Hans Magnus Enzensberger entdeckt Gemeinsamkeiten zwischen Amokläufern und Terroristen
Thomas Claer
Auf den ersten Blick scheinen der Amok laufende Familienvater, der ein Blutbad anrichtende Schüler und der islamistische Selbstmordattentäter nicht viel gemeinsam zu haben. Zu unterschiedlich sind die Motive ihrer Schreckenstaten, zu verschieden auch ihre Vorgehensweise. Und doch entdeckt der Essayist hier einige frappierende Gemeinsamkeiten, die nicht nur dem Zufall geschuldet sein können: Bis auf wenige Ausnahmen (etwa die tschetschenischen “schwarzen Witwen”) sind sämtliche Täter männlichen Geschlechts und es handelt sich bei allen um radikale Verlierer – teilweise auch in den Augen ihrer Umgebung, immer aber in ihrer Selbsteinschätzung. Stets ist zumindest unterschwellig das Gefühl präsent, in der modernen Gesellschaft nicht oder nicht mehr mithalten zu können. Der Fortschritt produziert in großer Zahl Verlierer, das ist der Preis der Modernität.

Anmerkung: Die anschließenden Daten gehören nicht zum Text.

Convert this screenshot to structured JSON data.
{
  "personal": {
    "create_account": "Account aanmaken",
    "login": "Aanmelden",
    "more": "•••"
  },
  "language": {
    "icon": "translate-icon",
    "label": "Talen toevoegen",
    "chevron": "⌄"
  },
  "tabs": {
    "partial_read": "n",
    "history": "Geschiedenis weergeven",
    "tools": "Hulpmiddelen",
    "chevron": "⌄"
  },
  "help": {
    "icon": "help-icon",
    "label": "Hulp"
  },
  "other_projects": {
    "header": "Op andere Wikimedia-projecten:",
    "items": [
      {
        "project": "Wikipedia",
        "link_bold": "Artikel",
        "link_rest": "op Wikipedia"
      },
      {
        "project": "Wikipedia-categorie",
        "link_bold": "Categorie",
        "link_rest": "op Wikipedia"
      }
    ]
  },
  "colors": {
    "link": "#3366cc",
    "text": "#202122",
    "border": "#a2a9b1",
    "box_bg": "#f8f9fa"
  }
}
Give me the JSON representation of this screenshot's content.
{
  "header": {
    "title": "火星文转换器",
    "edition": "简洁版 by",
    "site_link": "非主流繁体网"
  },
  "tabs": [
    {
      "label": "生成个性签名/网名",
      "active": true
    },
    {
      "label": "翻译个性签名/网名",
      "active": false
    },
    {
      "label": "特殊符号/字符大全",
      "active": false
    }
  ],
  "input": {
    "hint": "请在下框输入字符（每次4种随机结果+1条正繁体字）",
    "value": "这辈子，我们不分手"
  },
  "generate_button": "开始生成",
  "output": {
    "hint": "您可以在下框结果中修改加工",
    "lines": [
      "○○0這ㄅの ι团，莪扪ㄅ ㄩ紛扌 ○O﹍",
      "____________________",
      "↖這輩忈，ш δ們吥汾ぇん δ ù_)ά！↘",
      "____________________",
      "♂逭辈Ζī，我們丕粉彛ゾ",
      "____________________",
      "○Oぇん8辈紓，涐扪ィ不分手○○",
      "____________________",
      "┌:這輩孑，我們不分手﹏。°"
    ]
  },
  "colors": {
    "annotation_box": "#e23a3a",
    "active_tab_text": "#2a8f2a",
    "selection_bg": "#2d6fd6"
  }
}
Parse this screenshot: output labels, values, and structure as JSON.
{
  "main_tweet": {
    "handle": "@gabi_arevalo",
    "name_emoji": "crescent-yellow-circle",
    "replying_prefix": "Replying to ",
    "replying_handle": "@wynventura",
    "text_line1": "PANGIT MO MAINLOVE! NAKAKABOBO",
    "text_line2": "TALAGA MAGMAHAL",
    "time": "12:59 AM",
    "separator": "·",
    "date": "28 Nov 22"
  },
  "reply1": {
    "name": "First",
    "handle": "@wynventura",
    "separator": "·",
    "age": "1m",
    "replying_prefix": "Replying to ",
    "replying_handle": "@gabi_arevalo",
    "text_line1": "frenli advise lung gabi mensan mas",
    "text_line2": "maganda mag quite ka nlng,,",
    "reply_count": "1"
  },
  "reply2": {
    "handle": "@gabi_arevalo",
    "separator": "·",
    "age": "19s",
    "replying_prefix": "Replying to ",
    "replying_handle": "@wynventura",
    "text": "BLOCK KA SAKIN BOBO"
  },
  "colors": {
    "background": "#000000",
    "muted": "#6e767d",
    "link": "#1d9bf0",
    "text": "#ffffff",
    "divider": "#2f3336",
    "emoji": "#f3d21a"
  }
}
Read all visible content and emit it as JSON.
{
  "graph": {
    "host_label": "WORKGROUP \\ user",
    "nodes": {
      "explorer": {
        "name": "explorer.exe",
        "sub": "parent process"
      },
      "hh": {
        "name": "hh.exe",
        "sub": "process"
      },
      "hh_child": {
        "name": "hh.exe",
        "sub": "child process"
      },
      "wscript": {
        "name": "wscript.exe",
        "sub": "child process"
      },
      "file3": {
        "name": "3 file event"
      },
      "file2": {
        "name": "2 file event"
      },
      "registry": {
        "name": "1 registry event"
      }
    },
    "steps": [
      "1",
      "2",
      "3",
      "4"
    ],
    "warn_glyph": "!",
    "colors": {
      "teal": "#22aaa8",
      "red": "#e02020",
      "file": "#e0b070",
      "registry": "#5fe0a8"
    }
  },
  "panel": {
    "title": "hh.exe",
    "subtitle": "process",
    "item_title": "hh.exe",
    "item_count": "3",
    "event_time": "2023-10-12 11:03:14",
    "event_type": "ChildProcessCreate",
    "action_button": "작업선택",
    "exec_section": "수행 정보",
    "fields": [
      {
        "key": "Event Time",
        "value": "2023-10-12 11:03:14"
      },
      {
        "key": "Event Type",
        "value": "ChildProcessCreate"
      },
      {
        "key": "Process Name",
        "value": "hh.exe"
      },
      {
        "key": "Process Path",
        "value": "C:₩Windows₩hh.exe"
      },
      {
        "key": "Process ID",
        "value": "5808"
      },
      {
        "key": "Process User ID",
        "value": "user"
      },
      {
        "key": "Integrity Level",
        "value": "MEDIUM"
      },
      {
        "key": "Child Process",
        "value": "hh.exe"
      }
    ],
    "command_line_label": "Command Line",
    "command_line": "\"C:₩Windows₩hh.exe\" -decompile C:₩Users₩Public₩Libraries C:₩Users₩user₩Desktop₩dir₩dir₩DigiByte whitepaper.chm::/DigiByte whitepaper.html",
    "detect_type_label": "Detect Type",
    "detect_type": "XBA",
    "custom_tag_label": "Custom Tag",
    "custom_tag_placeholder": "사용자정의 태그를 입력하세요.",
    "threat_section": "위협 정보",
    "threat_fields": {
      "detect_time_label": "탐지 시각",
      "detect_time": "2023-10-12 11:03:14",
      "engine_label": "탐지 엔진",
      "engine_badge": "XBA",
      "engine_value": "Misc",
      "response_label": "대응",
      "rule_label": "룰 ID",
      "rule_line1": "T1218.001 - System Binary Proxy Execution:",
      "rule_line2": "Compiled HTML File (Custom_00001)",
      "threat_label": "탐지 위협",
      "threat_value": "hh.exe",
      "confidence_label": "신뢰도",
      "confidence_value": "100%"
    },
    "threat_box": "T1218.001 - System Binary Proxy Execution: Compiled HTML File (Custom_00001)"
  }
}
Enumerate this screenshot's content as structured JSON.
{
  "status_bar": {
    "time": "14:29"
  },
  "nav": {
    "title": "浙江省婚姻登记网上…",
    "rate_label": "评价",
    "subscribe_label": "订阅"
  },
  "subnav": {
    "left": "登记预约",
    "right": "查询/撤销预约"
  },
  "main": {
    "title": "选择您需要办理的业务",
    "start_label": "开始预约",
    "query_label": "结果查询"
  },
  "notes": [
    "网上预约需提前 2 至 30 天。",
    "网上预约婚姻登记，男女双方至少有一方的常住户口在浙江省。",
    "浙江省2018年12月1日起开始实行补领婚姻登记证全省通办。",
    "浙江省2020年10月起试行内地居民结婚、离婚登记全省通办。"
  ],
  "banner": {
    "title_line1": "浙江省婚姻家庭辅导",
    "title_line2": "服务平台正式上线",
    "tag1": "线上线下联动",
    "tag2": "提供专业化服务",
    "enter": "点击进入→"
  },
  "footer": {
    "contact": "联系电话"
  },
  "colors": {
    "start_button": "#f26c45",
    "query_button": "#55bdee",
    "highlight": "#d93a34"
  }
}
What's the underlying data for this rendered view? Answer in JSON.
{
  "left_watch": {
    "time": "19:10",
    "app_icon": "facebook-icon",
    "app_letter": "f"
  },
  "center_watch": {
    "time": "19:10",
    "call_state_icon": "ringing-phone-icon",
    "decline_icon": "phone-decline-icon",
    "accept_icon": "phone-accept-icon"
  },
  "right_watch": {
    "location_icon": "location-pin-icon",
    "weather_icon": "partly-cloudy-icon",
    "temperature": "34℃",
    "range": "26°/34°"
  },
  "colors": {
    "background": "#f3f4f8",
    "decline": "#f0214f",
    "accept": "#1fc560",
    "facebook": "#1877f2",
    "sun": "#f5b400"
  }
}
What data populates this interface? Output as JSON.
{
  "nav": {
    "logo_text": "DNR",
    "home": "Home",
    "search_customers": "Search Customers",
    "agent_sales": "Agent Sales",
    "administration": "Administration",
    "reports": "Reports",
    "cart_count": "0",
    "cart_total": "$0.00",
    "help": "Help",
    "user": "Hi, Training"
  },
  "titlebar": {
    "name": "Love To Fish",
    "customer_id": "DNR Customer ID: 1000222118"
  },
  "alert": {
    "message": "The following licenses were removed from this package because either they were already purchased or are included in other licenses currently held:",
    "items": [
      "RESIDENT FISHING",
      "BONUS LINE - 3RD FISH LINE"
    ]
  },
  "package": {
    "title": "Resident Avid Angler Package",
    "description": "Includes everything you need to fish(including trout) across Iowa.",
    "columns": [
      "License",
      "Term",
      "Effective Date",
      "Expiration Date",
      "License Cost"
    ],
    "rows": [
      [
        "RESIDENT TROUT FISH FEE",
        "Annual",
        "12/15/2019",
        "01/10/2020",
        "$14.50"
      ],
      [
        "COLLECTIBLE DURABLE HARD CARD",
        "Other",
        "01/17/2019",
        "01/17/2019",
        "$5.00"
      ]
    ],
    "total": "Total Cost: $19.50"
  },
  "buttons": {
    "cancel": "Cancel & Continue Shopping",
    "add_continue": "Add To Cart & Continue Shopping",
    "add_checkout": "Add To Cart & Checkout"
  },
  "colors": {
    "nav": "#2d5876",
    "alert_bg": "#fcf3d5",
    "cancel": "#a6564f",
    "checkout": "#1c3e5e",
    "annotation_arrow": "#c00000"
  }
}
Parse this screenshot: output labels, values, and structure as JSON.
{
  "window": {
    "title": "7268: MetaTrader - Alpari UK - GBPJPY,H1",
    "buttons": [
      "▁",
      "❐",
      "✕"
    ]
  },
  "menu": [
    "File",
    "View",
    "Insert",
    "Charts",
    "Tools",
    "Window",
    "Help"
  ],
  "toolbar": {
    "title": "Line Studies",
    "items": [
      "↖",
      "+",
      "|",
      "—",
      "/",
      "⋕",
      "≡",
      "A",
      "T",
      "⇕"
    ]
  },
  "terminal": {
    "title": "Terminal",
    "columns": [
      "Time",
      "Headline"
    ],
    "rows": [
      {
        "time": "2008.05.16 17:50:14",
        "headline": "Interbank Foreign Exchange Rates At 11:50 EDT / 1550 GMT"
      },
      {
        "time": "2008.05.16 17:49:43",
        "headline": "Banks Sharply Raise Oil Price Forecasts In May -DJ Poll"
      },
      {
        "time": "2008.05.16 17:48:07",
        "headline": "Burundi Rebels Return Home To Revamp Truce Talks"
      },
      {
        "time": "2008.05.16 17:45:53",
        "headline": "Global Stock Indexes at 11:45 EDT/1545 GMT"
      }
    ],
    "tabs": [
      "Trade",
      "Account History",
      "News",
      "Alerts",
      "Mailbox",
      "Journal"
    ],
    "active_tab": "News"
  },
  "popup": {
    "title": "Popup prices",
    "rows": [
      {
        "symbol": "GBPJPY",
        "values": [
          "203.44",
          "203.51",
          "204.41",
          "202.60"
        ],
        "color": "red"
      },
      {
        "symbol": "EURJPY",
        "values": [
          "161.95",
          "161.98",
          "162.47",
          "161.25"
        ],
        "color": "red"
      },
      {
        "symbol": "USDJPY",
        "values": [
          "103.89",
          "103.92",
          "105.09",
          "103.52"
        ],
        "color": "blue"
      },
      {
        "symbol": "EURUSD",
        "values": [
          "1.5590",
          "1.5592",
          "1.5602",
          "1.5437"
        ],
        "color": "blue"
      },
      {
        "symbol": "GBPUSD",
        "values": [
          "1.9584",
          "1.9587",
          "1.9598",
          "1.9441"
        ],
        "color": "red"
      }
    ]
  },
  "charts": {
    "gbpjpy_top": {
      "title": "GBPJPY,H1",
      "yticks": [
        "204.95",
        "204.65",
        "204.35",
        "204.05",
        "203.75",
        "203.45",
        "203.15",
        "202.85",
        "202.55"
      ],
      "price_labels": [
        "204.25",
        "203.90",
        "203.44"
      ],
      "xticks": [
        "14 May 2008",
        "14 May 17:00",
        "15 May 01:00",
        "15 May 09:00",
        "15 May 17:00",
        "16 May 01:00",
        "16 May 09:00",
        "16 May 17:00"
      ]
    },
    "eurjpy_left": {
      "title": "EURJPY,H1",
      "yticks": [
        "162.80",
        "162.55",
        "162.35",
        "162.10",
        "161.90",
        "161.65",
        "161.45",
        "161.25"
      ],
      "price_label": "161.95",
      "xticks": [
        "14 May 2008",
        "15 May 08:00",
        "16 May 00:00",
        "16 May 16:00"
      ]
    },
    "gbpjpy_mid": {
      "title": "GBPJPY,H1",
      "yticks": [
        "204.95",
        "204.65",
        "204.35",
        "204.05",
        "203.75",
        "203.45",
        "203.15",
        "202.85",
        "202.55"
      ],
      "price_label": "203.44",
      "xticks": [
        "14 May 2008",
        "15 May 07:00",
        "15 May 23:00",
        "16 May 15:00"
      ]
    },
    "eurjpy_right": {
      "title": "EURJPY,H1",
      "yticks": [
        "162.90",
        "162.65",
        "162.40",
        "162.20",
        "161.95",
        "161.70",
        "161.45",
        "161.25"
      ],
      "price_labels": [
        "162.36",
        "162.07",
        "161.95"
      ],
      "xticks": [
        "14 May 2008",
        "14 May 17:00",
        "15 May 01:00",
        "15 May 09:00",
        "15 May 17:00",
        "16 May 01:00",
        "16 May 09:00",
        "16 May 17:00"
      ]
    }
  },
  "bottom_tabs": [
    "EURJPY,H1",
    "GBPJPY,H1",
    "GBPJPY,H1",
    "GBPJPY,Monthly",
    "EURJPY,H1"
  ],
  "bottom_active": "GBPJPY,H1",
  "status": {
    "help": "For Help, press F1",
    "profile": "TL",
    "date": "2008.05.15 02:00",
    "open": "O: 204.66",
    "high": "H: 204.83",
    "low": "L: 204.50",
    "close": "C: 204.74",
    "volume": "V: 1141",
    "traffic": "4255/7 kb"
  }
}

Der Essayist, der so pointiert urteilt, heißt Hans Magnus Enzensberger und wurde an dieser Stelle bereits gewürdigt (Justament 4/2003). Mit seinen “Schreckens Männern” nimmt sich der Großintellektuelle in gewohnt souveräner Manier und mit der Chuzpe des originellen Dilettanten einmal mehr einer brisanten Problematik an. Größten Wert legt er darauf, unbedingt und immer auf der Höhe der Zeit zu sein. Schon in früheren Jahren hatte Enzensberger nur wenig übrig für “Intellektuelle, die vom Tuten und Blasen keine Ahnung haben”, und wagte sich ein ums andere Mal auch auf ungewohntes Terrain. Nicht immer mit Erfolg. So darf er sich bei den Aktionären des Eichborn-Verlags, den er 2000 an die Börse brachte, schon längst nicht mehr blicken lassen, denn seit vier Jahren dümpelt der Kurs des nunmehrigen “Penny-Stocks” bei gerade einmal einem Zehntel des Ausgabewertes vor sich hin. Enzensberger ficht das nicht an, denn schließlich habe er niemandem zu Investments geraten – anders als etwa ein bekannter TV-Serien-Anwalt und -Kommissar bei einem anderen Papier.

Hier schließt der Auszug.